It turns out a lot of states think they should. Last year, Louisiana became the first to pass a “blue lives matter” law, treating targeted attacks against law enforcement officers as a hate crime. More than a dozen states have since followed suit. “Any piece of legislation that tries to hold people accountable for any criminal activity that’s hate-driven is good,” says Jim Bueermann, president of the Police Foundation, a research organization in Washington, D.C. “When you ask a certain class of people, in this case cops, to risk their lives for perfect strangers, you should step up and say, ‘We’re going to act when you are a victim of hate.’”

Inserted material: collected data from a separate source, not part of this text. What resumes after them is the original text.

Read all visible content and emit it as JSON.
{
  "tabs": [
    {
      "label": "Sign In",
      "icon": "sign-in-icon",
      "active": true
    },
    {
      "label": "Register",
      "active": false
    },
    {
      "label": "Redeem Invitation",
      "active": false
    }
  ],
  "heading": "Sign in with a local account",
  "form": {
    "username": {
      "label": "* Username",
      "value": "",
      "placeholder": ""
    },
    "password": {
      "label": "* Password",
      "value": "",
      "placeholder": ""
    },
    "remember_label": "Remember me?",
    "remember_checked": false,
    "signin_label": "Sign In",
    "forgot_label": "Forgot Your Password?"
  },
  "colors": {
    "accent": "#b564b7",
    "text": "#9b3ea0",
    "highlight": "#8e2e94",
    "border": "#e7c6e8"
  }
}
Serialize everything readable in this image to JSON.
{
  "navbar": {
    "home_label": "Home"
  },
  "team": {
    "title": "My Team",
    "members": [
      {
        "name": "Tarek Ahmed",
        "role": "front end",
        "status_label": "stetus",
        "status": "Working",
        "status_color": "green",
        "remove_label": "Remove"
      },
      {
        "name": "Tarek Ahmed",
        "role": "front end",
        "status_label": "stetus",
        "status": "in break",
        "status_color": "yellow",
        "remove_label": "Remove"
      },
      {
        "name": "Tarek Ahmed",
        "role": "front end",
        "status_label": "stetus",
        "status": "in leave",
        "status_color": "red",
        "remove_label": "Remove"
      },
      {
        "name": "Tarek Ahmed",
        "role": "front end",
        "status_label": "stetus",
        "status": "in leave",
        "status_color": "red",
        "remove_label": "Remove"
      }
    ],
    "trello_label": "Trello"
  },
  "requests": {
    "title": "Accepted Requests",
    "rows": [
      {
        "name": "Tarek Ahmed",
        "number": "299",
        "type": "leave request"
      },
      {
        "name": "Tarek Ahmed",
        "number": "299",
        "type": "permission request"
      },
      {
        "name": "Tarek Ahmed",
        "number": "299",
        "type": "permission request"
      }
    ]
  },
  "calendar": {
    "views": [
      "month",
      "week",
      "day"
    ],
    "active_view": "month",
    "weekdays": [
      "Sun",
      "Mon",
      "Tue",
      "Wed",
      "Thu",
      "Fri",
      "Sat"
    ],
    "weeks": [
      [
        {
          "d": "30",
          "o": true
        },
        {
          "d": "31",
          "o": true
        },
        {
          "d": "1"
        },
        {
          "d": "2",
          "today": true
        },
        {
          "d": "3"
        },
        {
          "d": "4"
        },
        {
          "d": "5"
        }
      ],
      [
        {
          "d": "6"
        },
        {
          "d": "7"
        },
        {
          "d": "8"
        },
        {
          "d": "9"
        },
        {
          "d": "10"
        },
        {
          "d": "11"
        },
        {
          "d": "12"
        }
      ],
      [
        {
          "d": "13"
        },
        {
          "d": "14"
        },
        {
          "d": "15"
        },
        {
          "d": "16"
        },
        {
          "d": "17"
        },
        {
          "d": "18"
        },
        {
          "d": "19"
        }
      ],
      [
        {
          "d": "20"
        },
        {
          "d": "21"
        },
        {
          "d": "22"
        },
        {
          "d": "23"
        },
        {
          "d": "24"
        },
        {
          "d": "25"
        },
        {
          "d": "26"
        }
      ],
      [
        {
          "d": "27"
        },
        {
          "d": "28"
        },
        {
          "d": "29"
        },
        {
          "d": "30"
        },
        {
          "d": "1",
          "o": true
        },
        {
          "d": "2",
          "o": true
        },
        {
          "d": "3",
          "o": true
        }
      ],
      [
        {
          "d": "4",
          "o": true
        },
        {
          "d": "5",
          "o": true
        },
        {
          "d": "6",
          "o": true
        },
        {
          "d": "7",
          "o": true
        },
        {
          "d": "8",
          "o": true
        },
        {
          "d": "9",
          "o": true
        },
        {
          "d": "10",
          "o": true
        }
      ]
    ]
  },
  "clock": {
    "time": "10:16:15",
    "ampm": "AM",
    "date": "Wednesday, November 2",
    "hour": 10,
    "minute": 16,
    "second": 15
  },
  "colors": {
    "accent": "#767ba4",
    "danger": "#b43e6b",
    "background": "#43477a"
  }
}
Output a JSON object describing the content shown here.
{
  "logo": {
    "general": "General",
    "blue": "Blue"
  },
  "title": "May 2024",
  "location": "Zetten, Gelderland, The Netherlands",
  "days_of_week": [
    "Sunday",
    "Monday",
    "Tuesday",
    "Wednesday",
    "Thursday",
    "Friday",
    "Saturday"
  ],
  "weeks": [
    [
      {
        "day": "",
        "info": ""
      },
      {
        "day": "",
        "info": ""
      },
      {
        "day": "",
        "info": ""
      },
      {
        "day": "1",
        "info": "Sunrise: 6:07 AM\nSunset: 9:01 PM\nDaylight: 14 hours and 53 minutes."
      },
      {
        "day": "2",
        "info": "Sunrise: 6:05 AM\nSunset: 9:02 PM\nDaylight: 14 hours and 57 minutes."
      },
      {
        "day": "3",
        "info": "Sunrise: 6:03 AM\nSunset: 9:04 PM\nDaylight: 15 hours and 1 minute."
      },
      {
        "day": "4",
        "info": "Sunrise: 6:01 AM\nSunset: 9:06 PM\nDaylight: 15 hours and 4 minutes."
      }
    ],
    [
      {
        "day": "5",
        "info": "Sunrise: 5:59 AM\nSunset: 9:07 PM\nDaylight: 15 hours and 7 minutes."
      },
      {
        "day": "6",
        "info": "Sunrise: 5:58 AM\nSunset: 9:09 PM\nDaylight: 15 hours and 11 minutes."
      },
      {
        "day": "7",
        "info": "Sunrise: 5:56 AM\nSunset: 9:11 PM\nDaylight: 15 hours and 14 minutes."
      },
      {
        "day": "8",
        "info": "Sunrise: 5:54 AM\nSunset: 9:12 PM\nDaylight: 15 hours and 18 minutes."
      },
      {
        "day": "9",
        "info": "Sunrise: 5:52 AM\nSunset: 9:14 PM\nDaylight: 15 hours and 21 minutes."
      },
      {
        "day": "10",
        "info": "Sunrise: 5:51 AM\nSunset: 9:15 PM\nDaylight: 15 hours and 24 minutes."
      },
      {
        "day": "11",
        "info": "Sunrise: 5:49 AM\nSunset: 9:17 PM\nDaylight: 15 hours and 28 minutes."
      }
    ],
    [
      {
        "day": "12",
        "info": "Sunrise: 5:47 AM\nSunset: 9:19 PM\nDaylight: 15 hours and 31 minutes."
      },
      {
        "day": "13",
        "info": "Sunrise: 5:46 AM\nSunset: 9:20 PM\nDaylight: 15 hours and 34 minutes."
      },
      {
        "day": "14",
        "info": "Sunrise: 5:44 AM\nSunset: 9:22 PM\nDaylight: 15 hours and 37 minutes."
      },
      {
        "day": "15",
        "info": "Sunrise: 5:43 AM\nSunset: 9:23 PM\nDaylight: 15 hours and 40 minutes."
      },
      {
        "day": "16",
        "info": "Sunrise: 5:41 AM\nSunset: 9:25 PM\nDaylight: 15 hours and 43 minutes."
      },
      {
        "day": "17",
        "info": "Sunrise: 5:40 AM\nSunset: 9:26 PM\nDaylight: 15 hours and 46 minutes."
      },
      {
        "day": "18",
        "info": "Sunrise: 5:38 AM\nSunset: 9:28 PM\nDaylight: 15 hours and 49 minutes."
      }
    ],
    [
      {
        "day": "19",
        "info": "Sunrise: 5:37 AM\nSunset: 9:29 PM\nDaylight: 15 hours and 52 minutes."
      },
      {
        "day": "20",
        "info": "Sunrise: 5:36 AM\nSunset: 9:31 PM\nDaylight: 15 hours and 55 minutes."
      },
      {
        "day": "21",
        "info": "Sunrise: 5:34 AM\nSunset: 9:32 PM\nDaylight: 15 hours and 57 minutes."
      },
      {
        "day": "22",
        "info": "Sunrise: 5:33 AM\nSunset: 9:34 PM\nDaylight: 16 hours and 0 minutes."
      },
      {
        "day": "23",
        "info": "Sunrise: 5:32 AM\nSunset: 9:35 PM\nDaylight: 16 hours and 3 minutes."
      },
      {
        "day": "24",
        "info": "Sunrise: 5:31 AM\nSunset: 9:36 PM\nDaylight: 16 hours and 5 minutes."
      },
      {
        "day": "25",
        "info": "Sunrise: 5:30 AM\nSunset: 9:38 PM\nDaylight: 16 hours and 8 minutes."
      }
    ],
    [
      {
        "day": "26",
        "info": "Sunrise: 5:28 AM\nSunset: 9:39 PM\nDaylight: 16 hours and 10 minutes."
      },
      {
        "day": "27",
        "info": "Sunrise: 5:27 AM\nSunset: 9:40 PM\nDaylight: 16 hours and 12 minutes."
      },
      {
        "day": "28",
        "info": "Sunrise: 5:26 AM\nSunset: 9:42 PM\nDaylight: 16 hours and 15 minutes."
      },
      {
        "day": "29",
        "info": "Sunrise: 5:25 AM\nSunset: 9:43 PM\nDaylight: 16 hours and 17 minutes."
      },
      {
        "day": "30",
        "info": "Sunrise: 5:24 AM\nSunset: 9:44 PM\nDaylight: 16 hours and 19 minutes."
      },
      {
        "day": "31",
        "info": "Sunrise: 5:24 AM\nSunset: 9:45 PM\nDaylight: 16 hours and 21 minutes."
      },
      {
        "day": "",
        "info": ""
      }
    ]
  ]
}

Not every assault on a police officer or sheriff’s deputy should be treated as a hate crime, Bueermann stresses. A cop might get punched in the nose because the perpetrator is trying to get away, or is simply too drunk to know better. That’s all in the line of duty. It’s only when someone specifically targets cops -- as happened with the fatal shootings in Baton Rouge and New York that prompted these laws -- that it should be considered a hate crime, Bueermann says.
That’s exactly what makes these laws problematic, argues Michael Bronski, a Harvard professor who co-authored a book about targeted violence called Considering Hate. Bronski opposes hate crime laws in general. Still, he believes the ones that seek to protect people based on sexual orientation or racial identity rather than profession make more sense, because such groups are commonly subjected to discrimination, which police officers are not. “There have been some instances where they’ve been singled out,” he says, “but these attacks are not pervasive against police forces across the country.”
Civil rights groups have made similar arguments, with the Anti-Defamation League maintaining that convictions will be difficult under blue lives matter regimes because prosecutors will have to prove intent. Others say the laws are a solution in search of a problem, since there are already enhanced penalties in place to punish anyone who physically attacks police.
Such arguments have fallen on deaf ears. Few laws have passed so rapidly and with so little opposition around the country. As with other hate crime laws, the blue lives matter provisions may end up being used sparingly, but their continuing passage is all but assured. It is quickly becoming the legislative equivalent of putting out “we support the police” yard signs. “Their job is dangerous enough already,” Arizona Gov. Doug Ducey said of police as he signed his state’s law. “We have zero tolerance for anyone who would target officers simply for doing their jobs.”